Under Anaya’s command, the navy mechanics’ school – known as ESMA – became a notorious torture centre. After the fall of the Junta, an Argentinian inquiry into the handling of the Falklands war laid much of the blame for the country’s defeat on the navy and on its leader, Anaya. A military tribunal sentenced him to fourteen years imprisonment, although he was later pardoned.

In 2006 the authorities returned, summoning Anaya to testify before a federal judge on 266 cases of kidnap and torture, but he suffered a heart attack and never recovered sufficiently to face trial.

Matthew Bannister talks to Hugh Bicheno, author of Razor’s Edge – an unofficial history of the Falklands War  and to the Argentinian historian Federico Lorenz.

Jorge Isaac Anaya was born September 27th 1926. He died January 9th 2008.
Dr Pramod Karan Sethi
Surgeon and inventor of the Jaipur foot who has died aged 80

The Indian orthopaedic surgeon Dr PK Sethi invented a prosthetic limb known as the “Jaipur foot” which has transformed the lives of millions of amputees in developing countries. For a cost of around fifteen pounds – and using simple materials like wood and rubber – the “Jaipur foot” has been used to help countless victims of landmines in countries like Cambodia, Nicaragua and Afghanistan.

PK Sethi was born in Northern India, the son of a Professor of Physics. He studied medicine in both India and the UK, before taking up a job at a teaching hospital in Jaipur. It was here that he teamed up with a local craftsman Ramachandra Sharma and spent years perfecting the design of his low cost prosthesis.

Matthew Bannister talks to Chapel Khasnabis who works for the World Health Organisation and to one of Dr Sethi’s most high profile patients, Bollywood actress and dancer, Sudha Chandra.

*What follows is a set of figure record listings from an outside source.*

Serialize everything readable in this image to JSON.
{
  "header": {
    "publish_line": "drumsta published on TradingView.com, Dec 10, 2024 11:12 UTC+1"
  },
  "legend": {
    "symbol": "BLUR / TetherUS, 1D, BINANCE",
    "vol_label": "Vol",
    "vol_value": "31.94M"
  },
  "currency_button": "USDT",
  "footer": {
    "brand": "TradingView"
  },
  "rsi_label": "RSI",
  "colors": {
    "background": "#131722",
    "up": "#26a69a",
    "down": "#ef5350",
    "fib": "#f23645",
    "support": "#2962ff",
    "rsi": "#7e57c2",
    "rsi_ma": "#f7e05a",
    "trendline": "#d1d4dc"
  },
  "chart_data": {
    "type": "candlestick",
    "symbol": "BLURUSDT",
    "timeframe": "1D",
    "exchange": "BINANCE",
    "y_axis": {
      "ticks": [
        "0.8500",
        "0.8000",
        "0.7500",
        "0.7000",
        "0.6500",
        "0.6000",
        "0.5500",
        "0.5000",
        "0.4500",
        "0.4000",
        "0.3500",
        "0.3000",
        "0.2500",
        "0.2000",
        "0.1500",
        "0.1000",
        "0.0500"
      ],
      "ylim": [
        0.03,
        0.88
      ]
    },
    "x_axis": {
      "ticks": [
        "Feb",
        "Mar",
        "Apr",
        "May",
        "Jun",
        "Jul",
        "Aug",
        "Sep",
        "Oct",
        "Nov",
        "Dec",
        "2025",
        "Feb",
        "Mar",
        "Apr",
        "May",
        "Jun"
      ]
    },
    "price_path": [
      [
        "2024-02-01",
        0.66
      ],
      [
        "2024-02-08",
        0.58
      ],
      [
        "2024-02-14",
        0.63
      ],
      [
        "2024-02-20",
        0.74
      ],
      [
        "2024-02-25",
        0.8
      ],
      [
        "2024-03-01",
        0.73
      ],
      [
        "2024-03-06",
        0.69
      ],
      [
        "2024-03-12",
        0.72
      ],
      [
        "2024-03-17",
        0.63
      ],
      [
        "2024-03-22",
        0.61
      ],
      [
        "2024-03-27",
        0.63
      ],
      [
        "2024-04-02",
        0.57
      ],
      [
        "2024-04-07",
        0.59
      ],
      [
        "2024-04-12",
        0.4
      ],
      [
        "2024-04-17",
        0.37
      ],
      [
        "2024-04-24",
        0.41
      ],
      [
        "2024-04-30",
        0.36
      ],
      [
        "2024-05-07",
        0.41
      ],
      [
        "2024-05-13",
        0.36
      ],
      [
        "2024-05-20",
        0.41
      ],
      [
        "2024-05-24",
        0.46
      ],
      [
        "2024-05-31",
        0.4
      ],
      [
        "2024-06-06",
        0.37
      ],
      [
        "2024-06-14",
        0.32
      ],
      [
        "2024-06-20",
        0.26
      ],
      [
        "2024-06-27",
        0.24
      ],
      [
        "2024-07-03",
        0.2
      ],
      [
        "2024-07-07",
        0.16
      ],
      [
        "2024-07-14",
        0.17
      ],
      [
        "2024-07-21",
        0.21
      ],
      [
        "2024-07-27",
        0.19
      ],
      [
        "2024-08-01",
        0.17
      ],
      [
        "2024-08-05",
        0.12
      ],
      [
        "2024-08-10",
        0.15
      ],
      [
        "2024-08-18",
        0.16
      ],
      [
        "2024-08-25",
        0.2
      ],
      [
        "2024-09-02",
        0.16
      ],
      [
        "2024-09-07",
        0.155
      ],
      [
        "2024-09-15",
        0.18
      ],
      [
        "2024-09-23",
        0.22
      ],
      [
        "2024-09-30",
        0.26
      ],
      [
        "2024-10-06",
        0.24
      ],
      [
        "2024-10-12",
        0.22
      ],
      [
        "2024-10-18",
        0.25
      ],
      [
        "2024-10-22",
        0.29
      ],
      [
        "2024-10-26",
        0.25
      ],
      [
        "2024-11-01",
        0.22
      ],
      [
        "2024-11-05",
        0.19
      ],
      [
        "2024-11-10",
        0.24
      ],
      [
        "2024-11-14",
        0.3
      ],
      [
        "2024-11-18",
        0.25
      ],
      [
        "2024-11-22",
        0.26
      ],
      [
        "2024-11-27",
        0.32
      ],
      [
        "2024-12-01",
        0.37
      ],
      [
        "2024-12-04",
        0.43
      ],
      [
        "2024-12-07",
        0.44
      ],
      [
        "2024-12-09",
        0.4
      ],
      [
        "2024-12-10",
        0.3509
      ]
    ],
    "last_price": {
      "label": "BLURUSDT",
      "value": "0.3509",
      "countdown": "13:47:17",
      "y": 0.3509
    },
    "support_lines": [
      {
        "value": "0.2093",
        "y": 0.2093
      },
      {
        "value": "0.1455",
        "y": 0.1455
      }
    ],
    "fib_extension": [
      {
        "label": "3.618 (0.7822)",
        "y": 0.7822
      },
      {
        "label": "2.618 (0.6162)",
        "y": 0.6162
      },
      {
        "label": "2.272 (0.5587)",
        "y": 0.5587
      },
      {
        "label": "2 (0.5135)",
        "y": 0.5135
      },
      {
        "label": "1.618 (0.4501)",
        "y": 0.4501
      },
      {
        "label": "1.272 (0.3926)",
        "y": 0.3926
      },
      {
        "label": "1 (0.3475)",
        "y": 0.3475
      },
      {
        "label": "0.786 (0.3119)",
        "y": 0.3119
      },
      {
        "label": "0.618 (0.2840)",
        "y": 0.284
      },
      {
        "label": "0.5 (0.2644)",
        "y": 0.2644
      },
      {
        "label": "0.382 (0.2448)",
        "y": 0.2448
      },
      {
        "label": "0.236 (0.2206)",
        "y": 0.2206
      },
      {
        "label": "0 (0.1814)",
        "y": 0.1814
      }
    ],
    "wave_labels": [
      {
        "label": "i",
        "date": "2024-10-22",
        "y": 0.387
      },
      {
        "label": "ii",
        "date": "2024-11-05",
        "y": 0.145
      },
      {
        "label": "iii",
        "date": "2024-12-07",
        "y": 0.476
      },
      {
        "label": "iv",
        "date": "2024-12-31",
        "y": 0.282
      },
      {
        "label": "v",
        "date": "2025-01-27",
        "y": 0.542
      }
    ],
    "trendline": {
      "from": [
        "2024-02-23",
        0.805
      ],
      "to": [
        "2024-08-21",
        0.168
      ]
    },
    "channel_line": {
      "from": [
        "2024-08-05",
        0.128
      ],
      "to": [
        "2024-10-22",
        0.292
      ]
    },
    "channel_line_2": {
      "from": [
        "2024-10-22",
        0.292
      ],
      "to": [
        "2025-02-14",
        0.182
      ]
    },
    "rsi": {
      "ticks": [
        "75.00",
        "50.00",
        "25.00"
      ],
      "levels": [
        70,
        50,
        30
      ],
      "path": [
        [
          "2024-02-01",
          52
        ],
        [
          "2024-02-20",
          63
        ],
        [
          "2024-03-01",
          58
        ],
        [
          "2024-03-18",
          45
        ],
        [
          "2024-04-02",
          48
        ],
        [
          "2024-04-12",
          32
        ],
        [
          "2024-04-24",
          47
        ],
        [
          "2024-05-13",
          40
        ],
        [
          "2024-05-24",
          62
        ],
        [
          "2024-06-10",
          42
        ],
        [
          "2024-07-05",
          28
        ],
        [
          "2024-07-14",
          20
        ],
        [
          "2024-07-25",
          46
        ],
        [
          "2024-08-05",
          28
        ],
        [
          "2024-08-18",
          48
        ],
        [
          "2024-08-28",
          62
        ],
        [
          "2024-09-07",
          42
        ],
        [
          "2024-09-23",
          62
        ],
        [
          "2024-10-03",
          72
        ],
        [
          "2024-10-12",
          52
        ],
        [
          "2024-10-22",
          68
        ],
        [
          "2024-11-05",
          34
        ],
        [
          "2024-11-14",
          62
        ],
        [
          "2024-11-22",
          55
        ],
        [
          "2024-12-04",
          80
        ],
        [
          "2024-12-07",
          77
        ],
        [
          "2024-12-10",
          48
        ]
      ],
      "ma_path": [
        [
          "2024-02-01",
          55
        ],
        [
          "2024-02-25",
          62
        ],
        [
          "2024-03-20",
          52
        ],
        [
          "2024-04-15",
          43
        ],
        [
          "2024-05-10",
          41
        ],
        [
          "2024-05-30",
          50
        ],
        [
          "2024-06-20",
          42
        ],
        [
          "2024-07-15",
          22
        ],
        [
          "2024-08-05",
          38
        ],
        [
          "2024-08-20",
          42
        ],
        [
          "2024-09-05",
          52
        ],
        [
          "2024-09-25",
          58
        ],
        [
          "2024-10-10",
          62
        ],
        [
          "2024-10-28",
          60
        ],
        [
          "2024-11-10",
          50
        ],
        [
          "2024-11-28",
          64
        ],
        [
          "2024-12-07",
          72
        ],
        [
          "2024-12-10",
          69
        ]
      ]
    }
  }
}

She astonished her fans by performing a demanding dance sequence in one of her movies – after being fitted with a “Jaipur foot”.
Pramod Karan Sethi  was born November 28th 1927. He died January 6th 2008.

Jack Brod
Last original tenant of the Empire State Building who has died aged 98

The Empire State Building in New York has lost its longest-serving tenant. Jewellery trader Jack Brod and his father Alexander set up shop two months after the building opened in 1931. He was old enough to remember the excitement caused by the original King Kong movie in 1933 and the time when a military aircraft crashed into the upper floors in 1945. Over the years, as his business prospered, he moved his showroom further and further up the tower. At the time of his death, he occupied a suite on the 76th floor.

Andrew Purcell reports on a man whose proudest boast was “I never have to tell people where I am.”

Irven Jack Brod was born on Nov. 29, 1909. He died January 6th 2008.